RIO PLATA EXPLORATION CORPORATION


Pursuant to Chapter 92A of the Nevada Revised Statutes of the State of Nevada (the “NRS”), the undersigned corporation does hereby certify that:

FIRST: The name and jurisdiction of incorporation of each of the constituent corporations of the merger (the “Constituent Corporations”) is as follows:

 

Name

Jurisdiction

 

W.S. Merger Corp.

Nevada

Rio Plata Exploration Corporation.

British Columbia, Canada

SECOND: An Agreement and Plan of Merger (the “Merger Agreement”), dated as of April 22, 2013, by and among W.S. Industries Inc.(“W.S. Industries”), a Nevada corporation, W.S. Merger Corp. (“Merger Sub”), Rio Plata Exploration Corporation (“Rio Plata”) and certain holders of debt of W.S. Industries, setting forth the terms and conditions of the merger of Merger Sub with and into Rio Plata (the “Merger”), has been approved, adopted, certified, executed and acknowledged by each of the Constituent Corporations in accordance with the provisions of Chapter 92A of the NRS.

THIRD: The name of the corporation surviving the Merger is W.S. Merger Corp. (the “Surviving Corporation”).

FOURTH: The Articles of Incorporation of the Surviving Corporation are amended to read as set forth in Exhibit A hereto.

FIFTH: The executed Merger Agreement is on file at the principal place of business of the Surviving Corporation, which is Suite 1120, 470 Granville Street, Vancouver, British Columbia V6C 1V5 Canada.

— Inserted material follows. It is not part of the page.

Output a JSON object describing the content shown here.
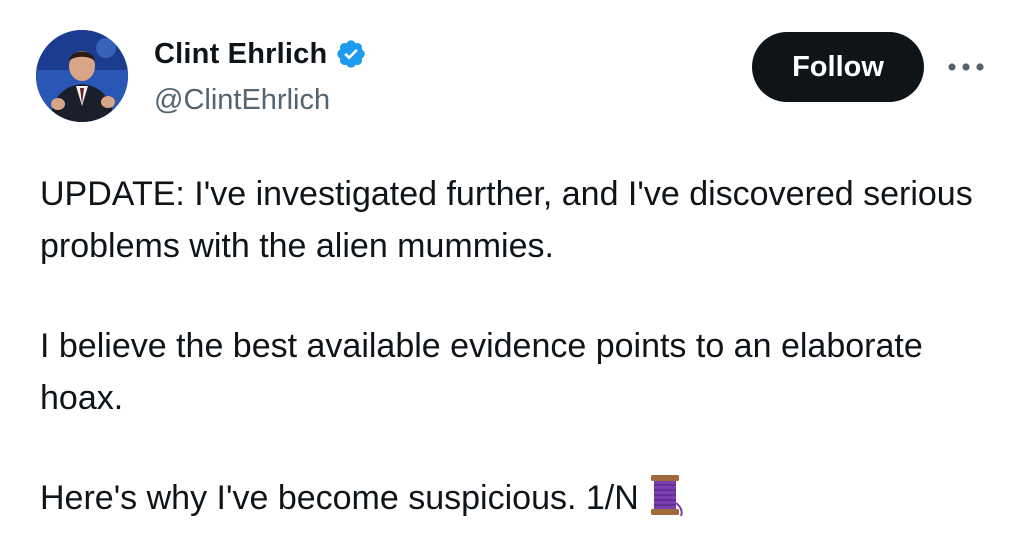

SIXTH: A copy of the Merger Agreement will be furnished by the Surviving Corporation, on request and without cost, to any stockholder of either of the Constituent Corporations.

SEVENTH: These Articles of Merger, and the Merger provided for herein, shall be effective upon the filing of these Articles of Merger with the Secretary of State of the State of Nevada.


IN WITNESS WHEREOF, the Surviving Corporation has caused these Articles of Merger to be executed by its duly authorized officer this 14th day of May, 2013.

 

 

 

 

W.S. MERGER CORP.

 

 

By:

 

/s/ Robert Bell

Name:

 

Robert Bell

Title:

 

President, Chief Executive Officer and Secretary

 



Exhibit A

AMENDED ARTICLES OF INCORPORATION

OF

W.S. MERGER CORP.

(a Nevada corporation)

I.

The name of this corporation is Rio Plata Exploration Corporation (the “Corporation”).

IV.

4.02  The number of directors of the Corporation shall consist of not less than one (1) and not more than fifteen (15) members.

XII.

A director of the Corporation shall not be liable to the Corporation or its stockholders for monetary damages for breach of fiduciary duty as a director, except to the extent that exculpation from liability is not permitted under the NRS as in effect at the time such liability is determined. No amendment or repeal of this paragraph XII shall apply to or have any effect on the liability or alleged liability of any director of the Corporation for or with respect to any acts or omissions of such director occurring prior to such amendment or repeal.